David Furness, a BNP spokesman, told RT the bronze statue of the late president of South Africa should be removed from Parliament Square and placed in the South African embassy.
His call comes amid a growing public debate about the removal of public symbols that could be considered racist.
Calls to remove a statue of Confederate General Robert E. Lee from a park in Charlottesville, Virginia, led to violent clashes between far-right groups and anti-fascists earlier this month.
There are now similar calls in the UK for the removal of Lord Nelson’s statue, which stands atop Nelson’s Column in Trafalgar Square, because he has been deemed a white supremacist.
“Political correctness stops people from saying, ‘Oh it should not be there,’” Furness told RT.

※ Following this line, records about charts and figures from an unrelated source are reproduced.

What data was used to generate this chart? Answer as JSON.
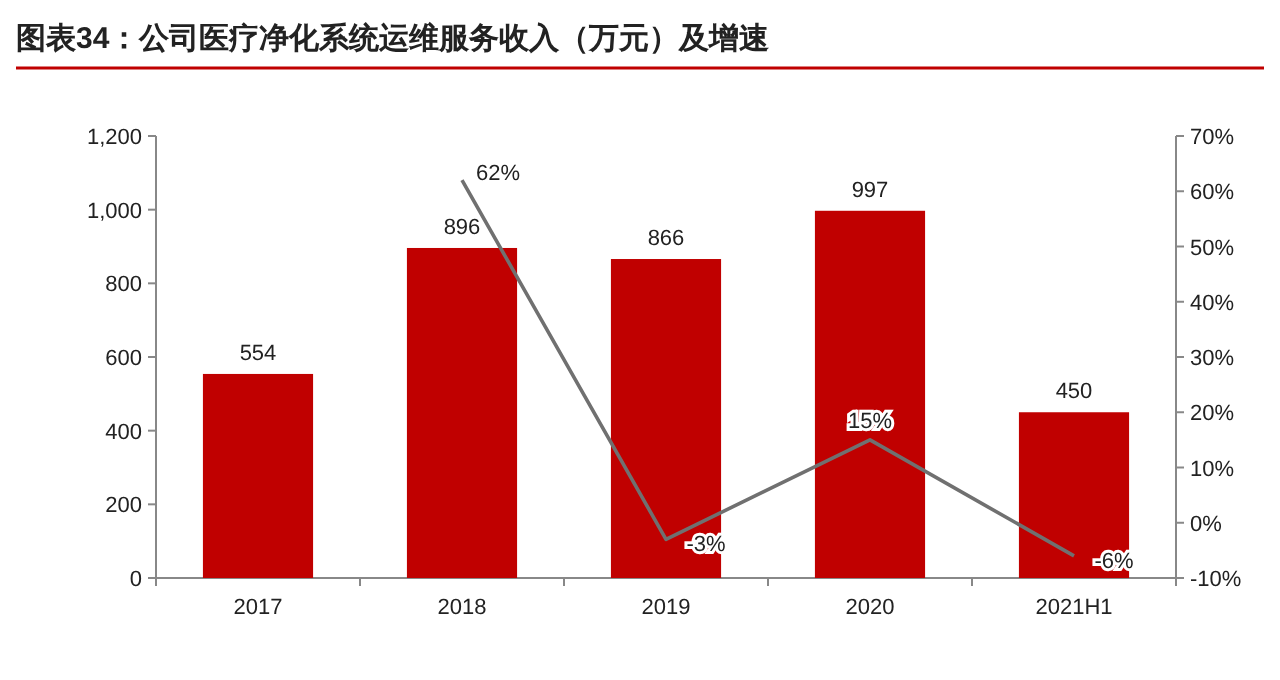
{
  "chart_data": {
    "type": "bar",
    "title": "图表34：公司医疗净化系统运维服务收入（万元）及增速",
    "categories": [
      "2017",
      "2018",
      "2019",
      "2020",
      "2021H1"
    ],
    "series": [
      {
        "color": "#c00000",
        "values": [
          554,
          896,
          866,
          997,
          450
        ],
        "value_labels": [
          "554",
          "896",
          "866",
          "997",
          "450"
        ]
      },
      {
        "type": "line",
        "axis": "y2",
        "color": "#707070",
        "values": [
          null,
          62,
          -3,
          15,
          -6
        ],
        "value_labels": [
          null,
          "62%",
          "-3%",
          "15%",
          "-6%"
        ]
      }
    ],
    "ylim": [
      0,
      1200
    ],
    "yticks": [
      0,
      200,
      400,
      600,
      800,
      {
        "value": 1000,
        "label": "1,000"
      },
      {
        "value": 1200,
        "label": "1,200"
      }
    ],
    "y2lim": [
      -10,
      70
    ],
    "y2ticks": [
      {
        "value": -10,
        "label": "-10%"
      },
      {
        "value": 0,
        "label": "0%"
      },
      {
        "value": 10,
        "label": "10%"
      },
      {
        "value": 20,
        "label": "20%"
      },
      {
        "value": 30,
        "label": "30%"
      },
      {
        "value": 40,
        "label": "40%"
      },
      {
        "value": 50,
        "label": "50%"
      },
      {
        "value": 60,
        "label": "60%"
      },
      {
        "value": 70,
        "label": "70%"
      }
    ]
  }
}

“He wasn’t British, whatever he did he did for the South Africans, not for the people of this country.”
As a founding member of Umkhonto we Sizwe (MK, or Spear of the Nation), the armed wing of the African National Congress (ANC), Mandela was arrested in 1962 for conspiring to overthrow the South African government. He was given a life sentence on Robben Island.
Released 27 years later following global outcry and the dismantling of apartheid, he was elected president of South Africa in 1994.
The MK is thought to have perpetrated 150 public acts of terrorism and violence that killed 63 people and injured 483 in the fight to end apartheid.
Furness says Mandela should be considered a terrorist who “killed many people.”
“It’s very inappropriate to have a statue of a terrorist in Parliament Square,” he said, suggesting such a “bad example” could legitimize terrorism.
“[It would make people think] ‘I can set off some bombs, get what I want, and eventually it will all be forgiven,’” Furness added.
Mandela’s statue was erected in 2007 by then Mayor of London Ken Livingstone.
Speaking to RT, Livingstone said Mandela is one “greatest figures of the twentieth century who fought against the worst forms of racism.”
“He was completely right to fight for the freedom of enslaved black South Africans,” the former Mayor of London said.
“Anyone should be free to struggle for their own freedom.”
Ridiculing the BNP’s call to remove the statue, Livingstone said: “They don’t seem to remember that [South Africans] were once part of the British Empire and Commonwealth.”